Order of dicot flowering plants

The Solanales are an order of flowering plants in the asterid group of the eudicots. Well-known members of Solanales include potatoes, sweet potatoes, eggplants, tomatoes, chili peppers, tobacco, petunias, nightshades, and morning glory. Some older sources used the name Polemoniales for this order.

==Taxonomy==

The following families are included here in newer systems such as that of the Angiosperm Phylogeny Group (APG):
- Family Solanaceae (nightshade family; includes Nolanaceae as well as potatoes, eggplants, tomatoes, chili peppers, tobacco, and petunias)
- Family Convolvulaceae (morning glory and sweet potato)
- Family Montiniaceae
- Family Sphenocleaceae
- Family Hydroleaceae

The APG II classification treats the Solanales in the group Euasterids I.

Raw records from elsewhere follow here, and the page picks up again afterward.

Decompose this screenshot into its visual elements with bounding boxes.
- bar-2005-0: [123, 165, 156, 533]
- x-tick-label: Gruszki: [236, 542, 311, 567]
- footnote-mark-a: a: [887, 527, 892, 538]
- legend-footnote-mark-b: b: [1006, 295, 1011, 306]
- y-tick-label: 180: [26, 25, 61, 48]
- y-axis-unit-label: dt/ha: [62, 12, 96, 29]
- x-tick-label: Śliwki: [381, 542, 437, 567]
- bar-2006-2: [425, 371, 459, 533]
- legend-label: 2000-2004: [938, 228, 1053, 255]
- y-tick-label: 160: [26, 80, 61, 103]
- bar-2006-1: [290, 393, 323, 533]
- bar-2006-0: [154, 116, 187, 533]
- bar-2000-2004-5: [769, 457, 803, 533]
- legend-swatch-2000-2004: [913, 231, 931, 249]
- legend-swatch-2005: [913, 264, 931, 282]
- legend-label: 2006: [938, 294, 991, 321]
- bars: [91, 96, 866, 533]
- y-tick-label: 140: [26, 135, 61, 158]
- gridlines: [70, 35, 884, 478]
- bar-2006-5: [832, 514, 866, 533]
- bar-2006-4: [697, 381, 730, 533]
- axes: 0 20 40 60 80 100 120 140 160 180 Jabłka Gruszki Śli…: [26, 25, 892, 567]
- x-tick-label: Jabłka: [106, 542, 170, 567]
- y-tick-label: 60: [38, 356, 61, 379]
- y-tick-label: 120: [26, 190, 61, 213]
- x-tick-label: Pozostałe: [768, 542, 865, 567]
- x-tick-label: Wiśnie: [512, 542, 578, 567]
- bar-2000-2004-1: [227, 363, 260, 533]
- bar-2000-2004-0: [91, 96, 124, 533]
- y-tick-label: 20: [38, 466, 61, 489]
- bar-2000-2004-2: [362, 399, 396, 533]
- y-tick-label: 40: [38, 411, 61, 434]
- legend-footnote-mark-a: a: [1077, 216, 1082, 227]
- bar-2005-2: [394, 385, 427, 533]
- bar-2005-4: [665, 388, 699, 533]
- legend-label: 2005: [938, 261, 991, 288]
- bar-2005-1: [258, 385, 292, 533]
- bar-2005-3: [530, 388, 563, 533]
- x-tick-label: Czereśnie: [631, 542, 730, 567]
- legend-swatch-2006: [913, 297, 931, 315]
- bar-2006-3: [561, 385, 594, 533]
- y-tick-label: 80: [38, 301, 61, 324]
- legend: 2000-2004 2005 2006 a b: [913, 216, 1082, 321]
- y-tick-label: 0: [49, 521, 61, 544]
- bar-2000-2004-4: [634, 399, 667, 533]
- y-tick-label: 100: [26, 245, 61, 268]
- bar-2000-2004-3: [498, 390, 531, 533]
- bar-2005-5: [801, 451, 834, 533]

Under the older Cronquist system, the latter three families were placed elsewhere, and a number of others were included:
- Family Duckeodendraceae (now treated as a synonym of Solanaceae)
- Family Nolanaceae (now treated as a synonym of Solanaceae)
- Family Cuscutaceae (now treated as a synonym of Convolvulaceae)
- Family Retziaceae (now treated as a synonym of Stilbaceae, order Lamiales)
- Family Menyanthaceae (now placed in order Asterales)
- Family Polemoniaceae (now placed in order Ericales)
- Family Hydrophyllaceae (now placed in order Boraginales)

In the classification system of Dahlgren the Solanales were in the superorder Solaniflorae (also called Solananae).